Der Herbstheerwurm befällt Kulturpflanzen aus der Familie der Gräser, insbesondere Mais, und verursacht große Schäden. Foto: Jennifer Johnson/CIMMYT (CC BY-NC-SA 2.0)
Die USA und China dominieren zunehmend das globale System der Nahrungsmittelproduktion und des Handels. Diese gemeinsame Rolle führt zu einem stärkeren Wettbewerb zwischen den beiden Ländern, aber auch zu einer sich vertiefenden gegenseitigen Abhängigkeit. Nun wurde ein US-amerikanischer Botschafter bei der FAO ernannt.1 Damit haben die USA die Möglichkeit, global Einfluss auf das Nahrungsmittelsystem zu nehmen und ihre Prioritäten und Praktiken gegenüber China zu überdenken und anzupassen.
Eine einflussreiche Beziehung
Die beiden Länder sind dominierende Kräfte in der globalen Landwirtschaft und interagieren in einer sich weltweit schnell verändernden Landschaft. Ihre Beziehung kann die zukünftige globale Nahrungsmittelproduktion beeinflussen. Um das genauer zu verstehen, lohnt es sich im Detail zu betrachten, wie die FAO mit der Herausforderung eines invasiven Schädlings, dem Herbstheerwurm, umgegangen ist. Der Herbstheerwurm, eine Raupe, die das Larvenstadium der Herbstheerwurm-Motte darstellt, kann die Erträge von Nutzpflanzen wie Mais, Reis und Sorghum reduzieren. Er migrierte im Jahr 2016 aus seiner Heimat Amerika und begann sich weltweit auszubreiten.
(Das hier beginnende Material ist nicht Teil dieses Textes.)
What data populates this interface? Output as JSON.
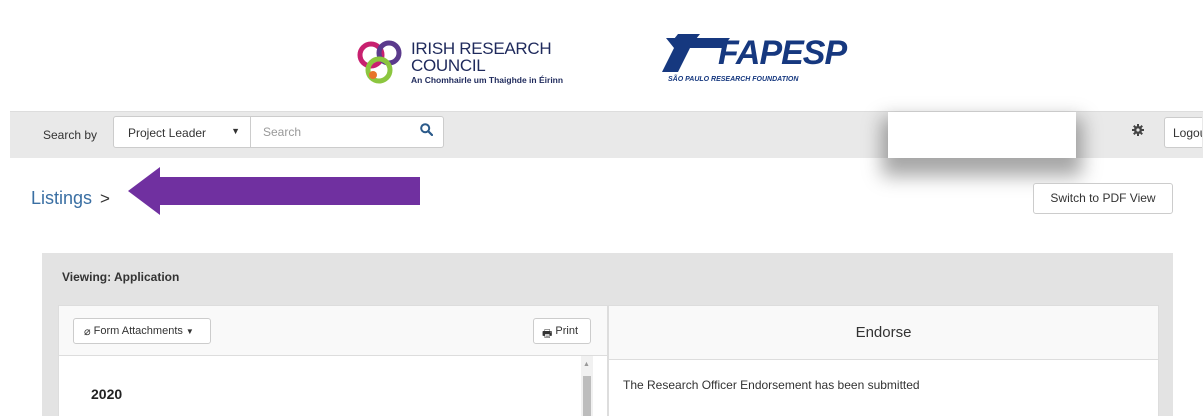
{
  "header": {
    "irc_title": "IRISH RESEARCH COUNCIL",
    "irc_subtitle": "An Chomhairle um Thaighde in Éirinn",
    "fapesp_name": "FAPESP",
    "fapesp_subtitle": "SÃO PAULO RESEARCH FOUNDATION"
  },
  "search": {
    "label": "Search by",
    "field_selected": "Project Leader",
    "placeholder": "Search"
  },
  "user_menu": {
    "logout_label": "Logout"
  },
  "breadcrumb": {
    "listings": "Listings",
    "separator": ">"
  },
  "actions": {
    "switch_pdf": "Switch to PDF View"
  },
  "viewing": {
    "title": "Viewing: Application",
    "form_attachments": "Form Attachments",
    "print": "Print",
    "year": "2020"
  },
  "endorse": {
    "title": "Endorse",
    "message": "The Research Officer Endorsement has been submitted"
  },
  "colors": {
    "accent_arrow": "#7030a0",
    "link": "#3a6fa3",
    "panel_bg": "#e3e3e3"
  }
}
Nur zwei Jahre nach seiner Etablierung in Westafrika hatte er Subsahara-Afrika durchquert und seinen Weg nach Indien gefunden. Im Jahr 2019 war der Herbstheerwurm dann auch in China angekommen, dem zweitgrößten Maisproduzenten der Welt.
Gemeinsames Interesse an Gentechnik
Als die FAO begann auf den Schädling zu reagieren, indem sie Landwirt*innen in Afrika und Asien Lösungsansätze anbot, wurde eine neue Interessenübereinstimmung zwischen China und den USA sichtbar. Eine Verschiebung dieser Interessen scheint im September 2019 begonnen zu haben: Während eines Besuchs des chinesischen Generaldirektors der FAO, Qu Dongyu, in den USA handelten chinesische und US-amerikanische Beamt*innen etwas aus, das wie eine ungeschriebene Vereinbarung aussieht und den beiden Ländern eine Zusammenarbeit in der FAO ermöglicht. Diese Übereinkunft scheint auf einem gemeinsamen wirtschaftlichen Interesse der beiden Länder zu beruhen, nämlich der weiteren Verbreitung kommerzieller Technologien im Bereich der Tier- und Pflanzengesundheit, einschließlich Pestiziden und schädlingsresistenten gentechnisch veränderten (gv) Pflanzen. Das betrifft insbesondere Regionen in Subsahara-Afrika und Asien, die vom Herbstheerwurm stark betroffen sind, in denen diese Technologien aber noch relativ wenig eingesetzt werden. Diese Gebiete stellen große potenzielle Märkte für landwirtschaftliche Technologien dar.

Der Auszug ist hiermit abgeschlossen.